Ask anyone, ask the staff (if you can catch them): The first lap of Ikea is truly very magical. Not only do you get to choose your dreams from a showroom of infinite potential, you also get the great privilege of assembling those dreams with an allen key.
So too will other Adulty-things become less and less fun the more you have to do (and pay for) them.
Did you know that when they give you the keys to the house they do not also give you WiFi? Or a mop?

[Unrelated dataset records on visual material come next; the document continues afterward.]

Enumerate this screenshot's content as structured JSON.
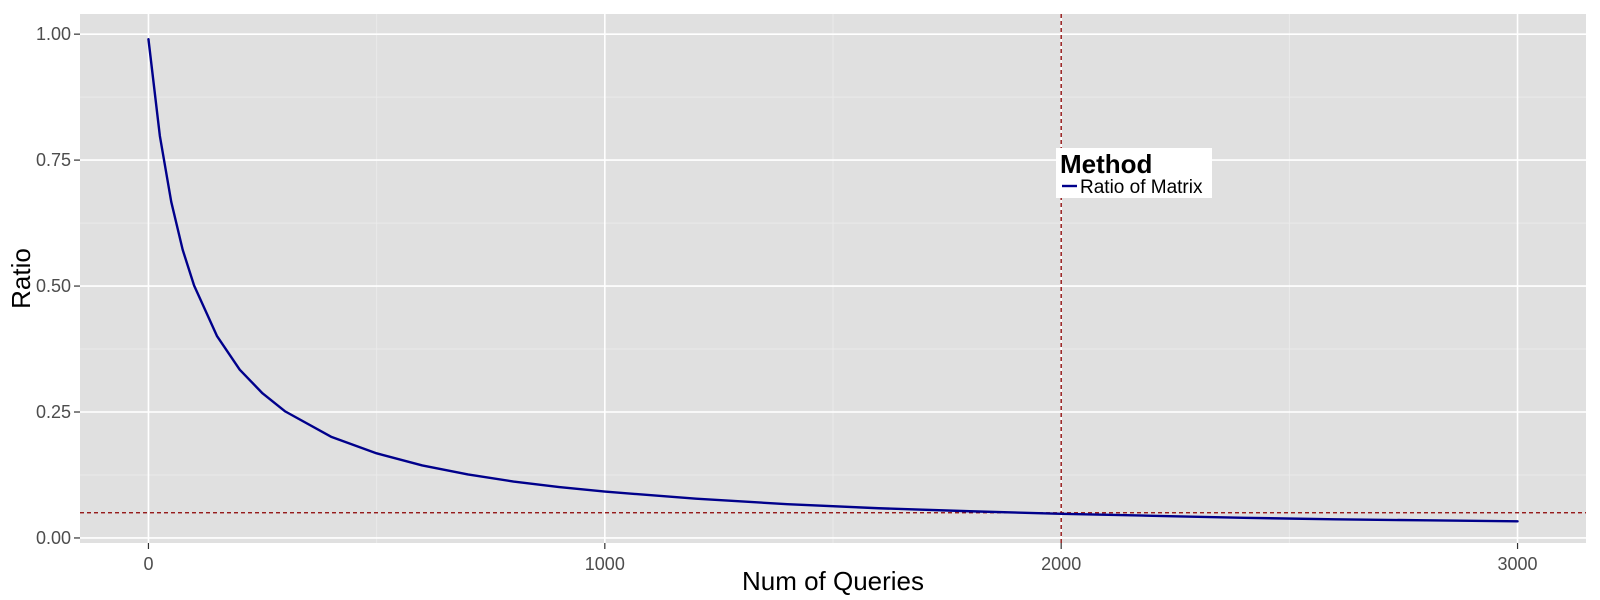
{
  "chart_data": {
    "type": "line",
    "title": "",
    "xlabel": "Num of Queries",
    "ylabel": "Ratio",
    "xlim": [
      -150,
      3150
    ],
    "ylim": [
      -0.01,
      1.04
    ],
    "x_ticks": [
      0,
      1000,
      2000,
      3000
    ],
    "x_tick_labels": [
      "0",
      "1000",
      "2000",
      "3000"
    ],
    "y_ticks": [
      0.0,
      0.25,
      0.5,
      0.75,
      1.0
    ],
    "y_tick_labels": [
      "0.00",
      "0.25",
      "0.50",
      "0.75",
      "1.00"
    ],
    "grid": true,
    "legend": {
      "title": "Method",
      "placement": "inside-center-right"
    },
    "series": [
      {
        "name": "Ratio of Matrix",
        "color": "#00008b",
        "x": [
          0,
          25,
          50,
          75,
          100,
          150,
          200,
          250,
          300,
          400,
          500,
          600,
          700,
          800,
          900,
          1000,
          1200,
          1400,
          1600,
          1800,
          2000,
          2200,
          2400,
          2600,
          2800,
          3000
        ],
        "y": [
          0.99,
          0.798,
          0.667,
          0.572,
          0.501,
          0.401,
          0.334,
          0.287,
          0.251,
          0.201,
          0.168,
          0.144,
          0.126,
          0.112,
          0.101,
          0.092,
          0.078,
          0.067,
          0.059,
          0.053,
          0.048,
          0.044,
          0.04,
          0.037,
          0.035,
          0.033
        ]
      }
    ],
    "reference_lines": [
      {
        "orientation": "vertical",
        "value": 2000,
        "color": "#8b0000",
        "style": "dashed"
      },
      {
        "orientation": "horizontal",
        "value": 0.05,
        "color": "#8b0000",
        "style": "dashed"
      }
    ],
    "colors": {
      "panel_background": "#e0e0e0",
      "grid_major": "#ffffff",
      "grid_minor": "#eaeaea"
    }
  }
}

The weird discount internet company will not care about you nearly as much as your parents did, when they paid for and troubleshooted the internet all your life. And the mop thing is just a daily battle between how much you can tolerate sticky jam stains versus how much you don’t want to ride back from the shops with a mop under your arm, as if you’re on your way to a very shit, low-fi joust.
The flickering light at the end of the lonely tunnel of self-reliance, though, is that getting the internet to work or paying the first gas bill or identifying the source of the smell in the cupboard as some very old onions can be genuinely euphoric. So is finding shit but usable furniture on the side of the road. So is the council picking up your overflowing recycling bin. So is doing a three-point turn to get around an inner west roundabout in the hire van, then smashing the back of the van into a letterbox.
And one unexceptional day after a few weeks, once you’re used to the rent and (most of) your stuff is in the wardrobe and you use the right keys to open the right door, you will say, ‘I’m going home,’ without any disclaimers.